For many economists, the prudence of this year's growth target also stems from weak domestic demand.
According to Zhang Liqun, China's production capacity could support faster growth, but weak domestic demand, reflected in a lack of orders, is holding firms back, creating a mismatch between strong supply and weak demand. The priority, he argued, is to boost demand, unlock supply potential and revive growth momentum.
This perhaps is why the government work report once again places expanding domestic demand at the top of its economic agenda. But this year, the emphasis has shifted subtly. Rather than focusing solely on boosting consumption, policymakers are increasingly concerned with the underlying determinants of spending, particularly household income.
"Macroeconomic analysis cannot focus on aggregates alone," Su Jian said." More important are issues such as the distribution of household and government incomes, the structure of household earnings and unemployment. These factors determine whether people have the capacity to spend, and in turn, whether domestic demand can truly expand."
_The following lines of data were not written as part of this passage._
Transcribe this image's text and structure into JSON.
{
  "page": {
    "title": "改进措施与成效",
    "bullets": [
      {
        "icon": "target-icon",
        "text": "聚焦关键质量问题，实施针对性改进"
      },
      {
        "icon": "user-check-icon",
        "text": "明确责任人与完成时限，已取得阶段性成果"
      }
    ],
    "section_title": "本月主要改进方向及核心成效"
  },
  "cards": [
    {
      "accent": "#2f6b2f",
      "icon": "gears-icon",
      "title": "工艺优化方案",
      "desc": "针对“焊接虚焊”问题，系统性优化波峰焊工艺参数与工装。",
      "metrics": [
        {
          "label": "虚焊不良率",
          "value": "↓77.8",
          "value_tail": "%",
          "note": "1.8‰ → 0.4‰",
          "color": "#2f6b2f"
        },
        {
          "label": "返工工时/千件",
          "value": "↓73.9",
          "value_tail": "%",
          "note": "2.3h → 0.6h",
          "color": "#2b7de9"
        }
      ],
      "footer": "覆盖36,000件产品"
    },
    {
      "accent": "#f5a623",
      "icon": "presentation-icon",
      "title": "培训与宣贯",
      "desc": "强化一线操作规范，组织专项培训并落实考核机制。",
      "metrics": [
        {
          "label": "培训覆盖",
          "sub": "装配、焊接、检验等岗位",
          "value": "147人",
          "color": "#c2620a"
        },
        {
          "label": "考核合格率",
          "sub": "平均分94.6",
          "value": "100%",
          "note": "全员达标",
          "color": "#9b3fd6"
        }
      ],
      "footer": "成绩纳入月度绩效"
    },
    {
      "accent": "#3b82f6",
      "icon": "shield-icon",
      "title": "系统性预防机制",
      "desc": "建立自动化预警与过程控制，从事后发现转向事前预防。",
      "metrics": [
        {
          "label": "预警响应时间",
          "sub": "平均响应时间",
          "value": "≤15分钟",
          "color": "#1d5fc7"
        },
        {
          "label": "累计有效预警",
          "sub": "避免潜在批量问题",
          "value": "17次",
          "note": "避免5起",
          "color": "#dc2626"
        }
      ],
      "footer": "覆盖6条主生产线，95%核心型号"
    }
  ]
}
In the government work report, policymakers pledged to create a comprehensive plan to raise urban and rural household incomes, including measures to boost earnings among low-income groups, expand property income and improve wage and social security systems. For Dong Yu, the emphasis suggests a move from short-term stimulus toward structural solutions. "In the past, the focus was on encouraging consumption," he said. "Now the government is addressing the root of the problem: income."
According to Su Jian, China's past growth model prioritized investment in "things," notably fixed assets, infrastructure and headline GDP expansion. But as the economy matures and the return on such investment diminishes, the next phase of development must focus more on human capital and social welfare, or "investing in people," a concept now increasingly prominent in policy discourse.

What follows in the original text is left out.